Eine Novellierung des Islamgesetzes werde bereits angedacht, erklärt Religionsrechtler Stefan Schima, Professor am Institut für Rechtsphilosophie an der Universität Wien. Denn viele Regelungen seien noch sehr unbestimmt.

So verstoßen einmalige Zuwendungen aus dem Ausland - darunter fallen etwa Schenkungen - nicht grundsätzlich gegen das Auslandsfinanzierungsverbot, wird in den Erläuterungen zur Regierungsvorlage zum Islamgesetz festgehalten. Atib könnte also aus der Türkei legal eine einmalige Geldspende erhalten.

Wenn aus dieser Schenkung ein laufender Ertrag resultiert, mit dem etwa die Personalkosten finanziert werden, wäre die Schaffung einer Stiftung möglich, heißt es in den Gesetzmaterialien. "Entscheidend für die Frage, ob es sich um eine zulässige inländische Finanzierung handelt, wären dann der Sitz der Stiftung und der Wohnsitz der Stiftungsorgane." Es stünde Atib daher offen, die Spenden aus dem Ausland in eine inländische Stiftung zu stecken.

Viele Unklarheiten

Entscheidet sich Atib für die Gründung einer Stiftung, stehen laut Schima drei Alternativen offen.
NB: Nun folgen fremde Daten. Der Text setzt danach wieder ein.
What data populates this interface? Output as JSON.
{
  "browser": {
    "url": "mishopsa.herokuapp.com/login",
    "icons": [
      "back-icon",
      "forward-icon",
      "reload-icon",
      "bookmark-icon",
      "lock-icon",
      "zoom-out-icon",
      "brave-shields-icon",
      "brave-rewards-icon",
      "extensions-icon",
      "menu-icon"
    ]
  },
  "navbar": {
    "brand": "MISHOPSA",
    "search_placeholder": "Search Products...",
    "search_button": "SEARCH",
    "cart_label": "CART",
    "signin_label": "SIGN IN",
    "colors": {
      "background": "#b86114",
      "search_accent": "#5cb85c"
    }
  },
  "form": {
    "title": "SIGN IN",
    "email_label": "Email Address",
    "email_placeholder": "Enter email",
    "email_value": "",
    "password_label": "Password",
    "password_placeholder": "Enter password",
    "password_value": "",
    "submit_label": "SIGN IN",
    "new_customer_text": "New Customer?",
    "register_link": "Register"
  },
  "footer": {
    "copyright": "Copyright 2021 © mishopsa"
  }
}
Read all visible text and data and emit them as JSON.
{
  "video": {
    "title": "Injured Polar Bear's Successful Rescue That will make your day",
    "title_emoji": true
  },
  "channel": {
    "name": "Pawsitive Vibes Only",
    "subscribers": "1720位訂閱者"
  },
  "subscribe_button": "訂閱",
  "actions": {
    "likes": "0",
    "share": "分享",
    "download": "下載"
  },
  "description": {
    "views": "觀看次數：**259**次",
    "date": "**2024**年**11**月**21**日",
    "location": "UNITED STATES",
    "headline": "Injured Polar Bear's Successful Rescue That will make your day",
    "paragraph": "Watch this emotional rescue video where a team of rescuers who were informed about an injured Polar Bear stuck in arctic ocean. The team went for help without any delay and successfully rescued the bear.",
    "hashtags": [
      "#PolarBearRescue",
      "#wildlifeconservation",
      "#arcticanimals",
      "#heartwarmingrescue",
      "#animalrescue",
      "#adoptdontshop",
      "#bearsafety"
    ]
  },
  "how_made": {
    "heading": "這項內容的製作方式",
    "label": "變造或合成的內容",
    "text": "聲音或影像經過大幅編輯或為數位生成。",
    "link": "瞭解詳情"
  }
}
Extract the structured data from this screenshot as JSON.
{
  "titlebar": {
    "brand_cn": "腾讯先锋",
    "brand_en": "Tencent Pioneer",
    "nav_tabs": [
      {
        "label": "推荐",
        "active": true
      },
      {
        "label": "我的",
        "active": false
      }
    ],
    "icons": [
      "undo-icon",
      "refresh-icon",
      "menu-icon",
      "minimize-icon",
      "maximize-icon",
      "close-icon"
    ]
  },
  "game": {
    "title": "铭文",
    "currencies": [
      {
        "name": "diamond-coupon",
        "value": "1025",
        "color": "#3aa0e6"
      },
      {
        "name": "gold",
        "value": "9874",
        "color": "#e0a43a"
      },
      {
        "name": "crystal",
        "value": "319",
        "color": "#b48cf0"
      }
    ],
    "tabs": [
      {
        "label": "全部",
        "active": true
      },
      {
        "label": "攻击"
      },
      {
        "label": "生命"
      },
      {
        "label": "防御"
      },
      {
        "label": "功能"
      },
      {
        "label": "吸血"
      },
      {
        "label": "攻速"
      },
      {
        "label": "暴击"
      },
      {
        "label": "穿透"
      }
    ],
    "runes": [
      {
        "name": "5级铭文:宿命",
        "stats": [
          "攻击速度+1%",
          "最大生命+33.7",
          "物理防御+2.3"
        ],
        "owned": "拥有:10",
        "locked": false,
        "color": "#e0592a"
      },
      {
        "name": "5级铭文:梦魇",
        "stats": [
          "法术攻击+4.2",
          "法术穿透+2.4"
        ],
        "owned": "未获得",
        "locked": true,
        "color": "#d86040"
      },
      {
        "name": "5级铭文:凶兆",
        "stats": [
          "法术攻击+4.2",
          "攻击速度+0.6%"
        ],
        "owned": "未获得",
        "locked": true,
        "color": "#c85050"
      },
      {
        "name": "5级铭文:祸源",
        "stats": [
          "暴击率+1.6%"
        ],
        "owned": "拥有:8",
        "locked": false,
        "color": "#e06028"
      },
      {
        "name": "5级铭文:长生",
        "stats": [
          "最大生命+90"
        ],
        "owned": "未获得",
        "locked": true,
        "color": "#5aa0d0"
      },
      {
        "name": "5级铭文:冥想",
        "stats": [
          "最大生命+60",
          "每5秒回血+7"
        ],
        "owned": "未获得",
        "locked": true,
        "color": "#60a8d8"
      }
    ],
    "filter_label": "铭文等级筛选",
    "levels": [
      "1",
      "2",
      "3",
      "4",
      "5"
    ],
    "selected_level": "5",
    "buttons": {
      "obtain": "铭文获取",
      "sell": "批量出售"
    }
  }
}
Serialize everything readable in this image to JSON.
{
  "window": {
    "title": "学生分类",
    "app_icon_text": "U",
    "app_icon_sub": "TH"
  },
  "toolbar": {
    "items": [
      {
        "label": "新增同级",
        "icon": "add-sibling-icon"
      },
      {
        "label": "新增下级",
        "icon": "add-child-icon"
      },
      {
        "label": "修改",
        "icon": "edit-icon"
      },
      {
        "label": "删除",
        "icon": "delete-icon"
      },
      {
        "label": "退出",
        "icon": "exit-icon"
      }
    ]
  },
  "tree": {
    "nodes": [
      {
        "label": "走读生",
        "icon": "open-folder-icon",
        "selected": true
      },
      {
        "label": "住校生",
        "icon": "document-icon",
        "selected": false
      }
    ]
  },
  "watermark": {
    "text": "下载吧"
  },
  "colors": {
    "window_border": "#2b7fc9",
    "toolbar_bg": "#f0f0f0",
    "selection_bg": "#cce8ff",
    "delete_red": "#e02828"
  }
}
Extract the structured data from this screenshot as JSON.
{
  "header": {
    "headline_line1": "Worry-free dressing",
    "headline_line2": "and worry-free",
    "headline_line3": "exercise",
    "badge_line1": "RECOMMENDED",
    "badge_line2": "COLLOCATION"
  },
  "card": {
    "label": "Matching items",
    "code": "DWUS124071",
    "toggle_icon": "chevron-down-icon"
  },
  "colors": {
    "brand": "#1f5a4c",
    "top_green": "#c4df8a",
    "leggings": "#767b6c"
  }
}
Atib könnte eine Stiftung nach dem Privatstiftungsrecht oder dem Bundesstiftungs- und Fondsgesetz gründen. Eine religiöse Stiftung, die dritte Variante, kann Atib nicht selbst gründen, sondern nur die Islamische Glaubensgemeinschaft (IGGÖ). Es wäre aber möglich, dass Atib der IGGÖ die Errichtung einer entsprechenden religiösen Stiftung empfiehlt. Zwischen Atib und der IGGÖ gibt es enge Verbindungen: So ist IGGÖ-Präsident Ibrahim Olgun auch Atib-Vertreter.

"Bei den ersten beiden Varianten gibt es ein relativ klares Reglement, das die staatlichen Aufsichtsrechte normiert", erklärt Schima. "Wie weit diese Kontrollrechte bei einer religiösen Stiftung gehen, ist hingegen nicht geklärt", erklärt Schima. Hier hänge vieles in der Luft: "Es ist beispielsweise strittig, was alles zu den inneren Angelegenheiten einer gesetzlich anerkannten Religionsgemeinschaft zählt."

Sollte Atib eine religiöse Stiftung gründen, "wird es ohne rechtliche Konflikte nicht gehen", sagt der Religionsrechtler. Es mangle an entsprechender Judikatur. "Es geht schon um Zuständigkeitsfragen, etwa darum, wer für die Beschwerde gegen Bescheide zuständig ist."

Bereits bisher wurden die mangelnden Vollzugsmöglichkeiten des Auslandfinanzierungsverbots bemängelt. Auch berichteten Medien von anderen Umgehungsmöglichkeiten, die Atib ausgenützt haben soll.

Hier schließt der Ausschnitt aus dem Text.